The British left their last colonial outpost in Yemen in 1965. As recently as 2020, countries continued to gain independence, with Barbados formally rejecting the queen as head of state and removing her statue from public squares. For millions upon millions of Black and brown people, the queen was the symbol of historic oppression. Yet 54 former colonies opt to remain part of the Commonwealth, sharing similar systems of education (O level comes before A), sports (cricket is a bug), and lingo (try complimenting someone’s pants).

By contrast, my native country revolted against the monarchy more than 200 years ago. We now venerate those rebels as founding fathers. Rejecting a sovereign is an essential part of American political identity. When a letter encouraged George Washington to become king, the war hero admonished the writer to “banish these thoughts from your mind,” calling the monarchy “the greatest mischief that can befall my country.” The founders’ shortcomings may be glossed over in lesson plans and musicals, with minimal reckoning of their hypocrisy on slavery, but the legend of America always keeps true to the idea of rejecting hereditary rule. Yet in the generations to follow, the colonizer and onetime colony join together to form the backbone of a liberal world order, their special relationship shaping the world in countless ways throughout the 20th century.

The constant of an unchanging, steady monarch soothes those who fear and resist the changes of the 21st century. The people of the Greatest Generation, memorialized as stoic heroes who stepped up to save the world from evil in World War II, have passed on. Until Thursday, Queen Elizabeth was the last living head of state to personally serve in World War II. Now countries are led by a younger, more diverse cohort that has no living connection to that specific sense of historic greatness.

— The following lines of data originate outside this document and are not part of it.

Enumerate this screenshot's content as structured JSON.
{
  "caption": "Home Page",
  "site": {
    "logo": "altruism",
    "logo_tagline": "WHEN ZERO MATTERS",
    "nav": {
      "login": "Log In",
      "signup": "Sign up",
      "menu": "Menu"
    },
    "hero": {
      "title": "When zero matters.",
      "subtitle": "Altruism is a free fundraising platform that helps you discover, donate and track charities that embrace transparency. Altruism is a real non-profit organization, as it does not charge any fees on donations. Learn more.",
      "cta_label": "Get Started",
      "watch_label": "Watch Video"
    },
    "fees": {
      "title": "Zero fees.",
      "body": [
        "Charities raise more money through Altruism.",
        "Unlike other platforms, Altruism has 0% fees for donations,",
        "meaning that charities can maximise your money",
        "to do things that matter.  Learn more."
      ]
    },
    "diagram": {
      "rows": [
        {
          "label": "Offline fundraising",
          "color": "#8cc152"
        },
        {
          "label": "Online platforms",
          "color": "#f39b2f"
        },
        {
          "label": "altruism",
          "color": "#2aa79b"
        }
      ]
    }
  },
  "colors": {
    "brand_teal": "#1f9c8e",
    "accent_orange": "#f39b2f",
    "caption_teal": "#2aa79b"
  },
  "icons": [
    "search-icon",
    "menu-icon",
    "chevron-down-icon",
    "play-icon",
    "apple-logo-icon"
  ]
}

In the refrains of Make America Great Again, we hear the siren call of monarchy

We hear this sense of loss reflected in American political rhetoric today, the yearning for an idealized time when people had grit, understood sacrifice and knew their place in a segregated society. In the refrains of Make America Great Again, we hear the siren call of monarchy: an ideal of white Christian leadership, of benevolent leaders bestowing favors upon the masses, of never letting the sun set on national influence. In increasingly louder tones, we hear about great replacement theory, a call back to the purity of bloodlines and the idea of nobility of birth, not of action. A looming majority-minority population scares people used to holding power, and they express it in their disdain for the family Prince Harry has created for himself. There is no denying this reality: the Queen of England’s eponymous grandchild, Lilibet, carries drops of Blackness in her veins.

What my mother sees as a moment of loss, I see as a moment of becoming. The continuity of history, of language, of identity does not live within one staid symbol or tradition but within the people who carry on the work knitting together a nation. The passing of a leader is not an ending; it is the passing on of ideas and power to younger generations, seeing the nation evolve and grow.

My mother is good at separating institutions and individuals, so she has kinder words to say about events like the death of a queen. She remembers the coronation of Queen Elizabeth as witnessing the moment a young woman honored her duty by stepping up and claiming her place in the world. I only know the coronation from the two of us bingeing on the show "The Crown" together when my first child was born.

We enjoyed the grandeur, the reflection of history, the family tensions in the story. But we knew what we were watching was a beautifully crafted fiction. What we were truly enjoying was the reality of our time together, the chance to stay connected across the generations by nurturing a newborn who will grow up in a multiethnic, English-speaking world tied to the traditions of his ancestors.